The Ontario government introduced a budget on May 2nd, and the document feigns an update on the residual stranded debt, but really it just takes the budget 2012 estimate and makes it firm - promising they'll care to explain things before April 2014. Everything I recently wrote in Stranded Debt - Abandoned Responsibility remains relevant.
Notice that after 2 years of the "unfunded liability dropping" while the "residual stranded debt" went up, suddenly we are to believe the stranded debt dropped as much (or more) than the total unfunded liability in the year the OEFC ceased to report; a year which was less profitable at the provincial generator (and Hydro One).
Tom Adams has an interesting post this week: Proposed Ontario Energy Information Service.
Some excellent points are made about data quality in Ontario and Canada. One of the comments on the article in the Financial Post was that "OPG FAILED TO INVEST IN RENEWABLES"; aside from the fact OPG is prohibited from taking advantage of the rich contracts for renewables, last I checked the hydro generation being devalued was renewable.
Here's an example of the shoddy data available which is also an example that there is still value in shoddy data:
But the rules don't seem to have changed significantly in reporting hydroelectric generation, so the data is still useful in demonstrating recent extremely low levels of hydro production.
Tracking by week, using IESO data, I've seen the first 17 weeks of 2013 have hydro production down compared to the same week a year earlier - and 2012 was a bad year for hydro!
Adams notes the value of existing information at the IESO, but then jumps to seeing the Meter Data Management and Repository (MDM/R) activity at the IESO as a positive move.
I did not address the IESO's 2012 Annual Report when it was released, but let's review the MDM/R. The IESO's 2012 Statement of Operations shows an actual deficit $36.5 million above plan, and smart metering entity deficit $36 million above plan - the reason being they had planned revenue of $41.5 million for a smart metering charge that didn't happen - until the regulator approved it in 2013.
I think charging ratepayers for the MDM/R indicates there is no confidence that it will have value.
You know what apparently wouldn't be useful?
Staff who know how to work with the data.
Of $23,734,000 spent on the "Smart metering entity in 2012, $3,558,000 is Amortization, $1,540,000 interest and financing, $719,000 "computer services, support and equipment" and a whopping $15,303,000 was spent on "Contract services and consultants": 11% of the total was spent on labour; 64% of the total on "Contract services and consultants"

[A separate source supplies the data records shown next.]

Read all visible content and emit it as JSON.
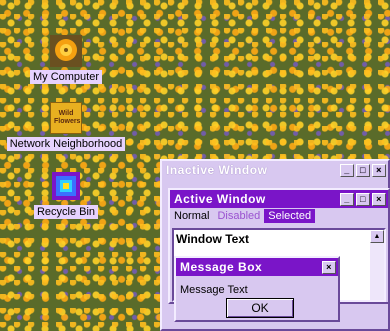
{
  "desktop": {
    "icons": [
      {
        "label": "My Computer",
        "icon": "poppy-icon"
      },
      {
        "label": "Network Neighborhood",
        "icon": "wild-flowers-icon",
        "art_text": "Wild Flowers"
      },
      {
        "label": "Recycle Bin",
        "icon": "recycle-bin-icon"
      }
    ]
  },
  "inactive_window": {
    "title": "Inactive Window",
    "buttons": [
      "_",
      "□",
      "×"
    ]
  },
  "active_window": {
    "title": "Active Window",
    "buttons": [
      "_",
      "□",
      "×"
    ],
    "menu": {
      "normal": "Normal",
      "disabled": "Disabled",
      "selected": "Selected"
    },
    "window_text": "Window Text"
  },
  "message_box": {
    "title": "Message Box",
    "text": "Message Text",
    "ok": "OK",
    "close": "×"
  },
  "colors": {
    "accent": "#7a15c8",
    "face": "#d8c8f0",
    "label_bg": "#e6d2ff",
    "disabled": "#9a52d0"
  }
}
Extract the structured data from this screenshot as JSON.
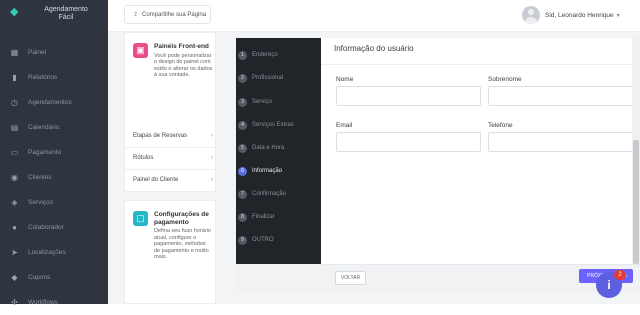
{
  "app": {
    "brand_line1": "Agendamento",
    "brand_line2": "Fácil"
  },
  "sidebar": {
    "items": [
      {
        "label": "Painel",
        "icon": "dashboard-icon"
      },
      {
        "label": "Relatórios",
        "icon": "chart-icon"
      },
      {
        "label": "Agendamentos",
        "icon": "calendar-icon"
      },
      {
        "label": "Calendário",
        "icon": "calendar-grid-icon"
      },
      {
        "label": "Pagamento",
        "icon": "payment-icon"
      },
      {
        "label": "Clientes",
        "icon": "customers-icon"
      },
      {
        "label": "Serviços",
        "icon": "services-icon"
      },
      {
        "label": "Colaborador",
        "icon": "employee-icon"
      },
      {
        "label": "Localizações",
        "icon": "location-icon"
      },
      {
        "label": "Cupons",
        "icon": "coupon-icon"
      },
      {
        "label": "Workflows",
        "icon": "workflow-icon"
      }
    ]
  },
  "header": {
    "share_label": "Compartilhe sua Página",
    "user_name": "Sid, Leonardo Henrique"
  },
  "cards": {
    "frontend": {
      "title": "Painéis Front-end",
      "desc": "Você pode personalizar o design do painel com estilo e alterar os dados à sua vontade.",
      "links": [
        "Etapas de Reservas",
        "Rótulos",
        "Painel do Cliente"
      ]
    },
    "payment": {
      "title": "Configurações de pagamento",
      "desc": "Defina seu fuso horário atual, configure o pagamento, métodos de pagamento e muito mais."
    }
  },
  "steps": [
    {
      "num": "1",
      "label": "Endereço"
    },
    {
      "num": "2",
      "label": "Profissional"
    },
    {
      "num": "3",
      "label": "Serviço"
    },
    {
      "num": "4",
      "label": "Serviços Extras"
    },
    {
      "num": "5",
      "label": "Data e Hora"
    },
    {
      "num": "6",
      "label": "Informação"
    },
    {
      "num": "7",
      "label": "Confirmação"
    },
    {
      "num": "8",
      "label": "Finalizar"
    },
    {
      "num": "9",
      "label": "OUTRO"
    }
  ],
  "form": {
    "title": "Informação do usuário",
    "fields": {
      "name": "Nome",
      "surname": "Sobrenome",
      "email": "Email",
      "phone": "Telefone"
    }
  },
  "footer": {
    "back_label": "VOLTAR",
    "next_label": "PRÓXIMA ETAPA"
  },
  "chat": {
    "badge": "2",
    "icon": "info-icon"
  },
  "colors": {
    "sidebar_bg": "#2f3441",
    "accent": "#6c63ff",
    "brand": "#38c9b3",
    "active_step": "#5b6ee1",
    "pink": "#e84c8b",
    "teal": "#22b8c7"
  }
}
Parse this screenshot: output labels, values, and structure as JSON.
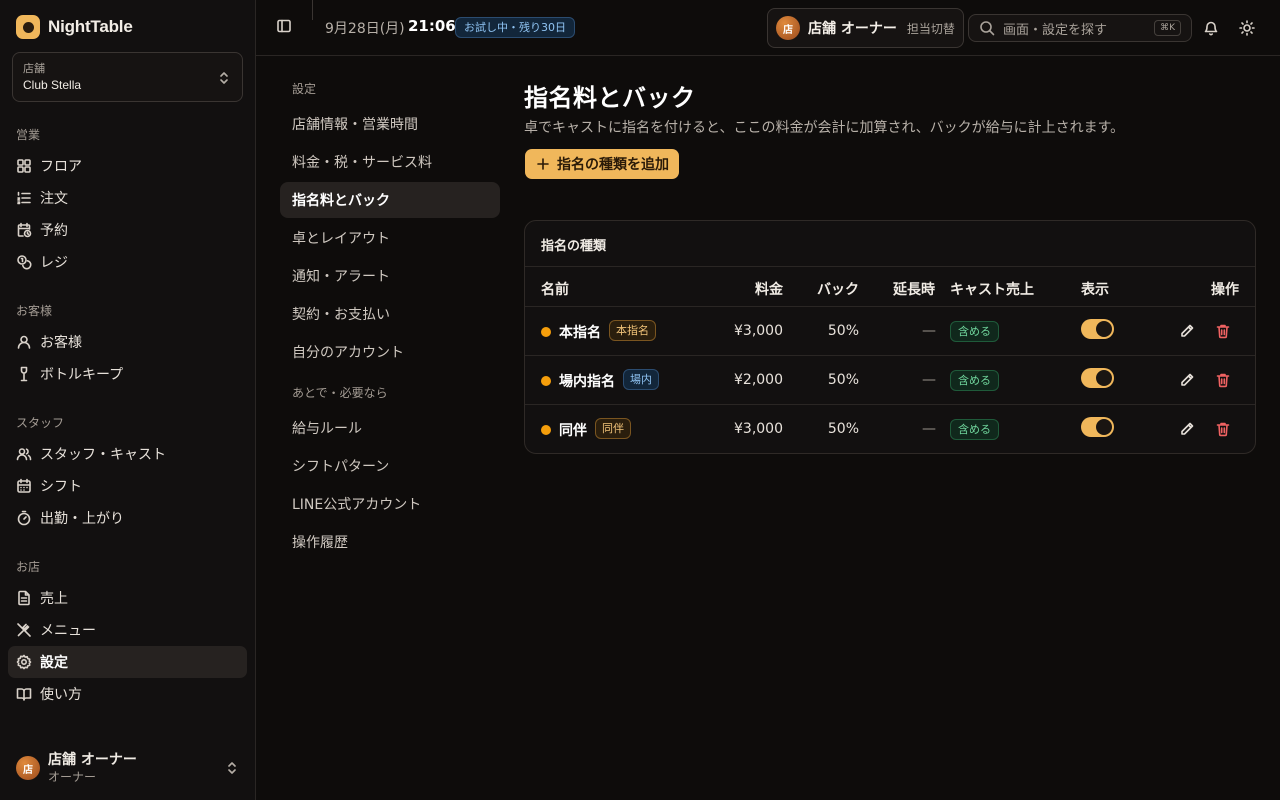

Our smart meter program = billions spent to make IBM a world leader in smart meter data management.
Another recent post on this site included some levelized unit electricity cost (LUEC) figures - as they related to the global adjustment. April is a good month to show the limitations of LUEC models: abundant cheap hydro, and a productive month for cheapish nuclear being characteristics of the month which preliminary estimates indicate will be the most expensive commodity charge in a decade ($28.61 HOEP + $54.55 class B GA = $83.16)
Low utilization of generating capacity with net revenue requirement (fossil fuel plants in Ontario) means higher prices.
Dumping excess production means higher prices.
Wind production in April 2013 was up 23% over April 2012.
That was the first year-over-year growth in wind production in 6 months.
It couldn't have come at a worse time.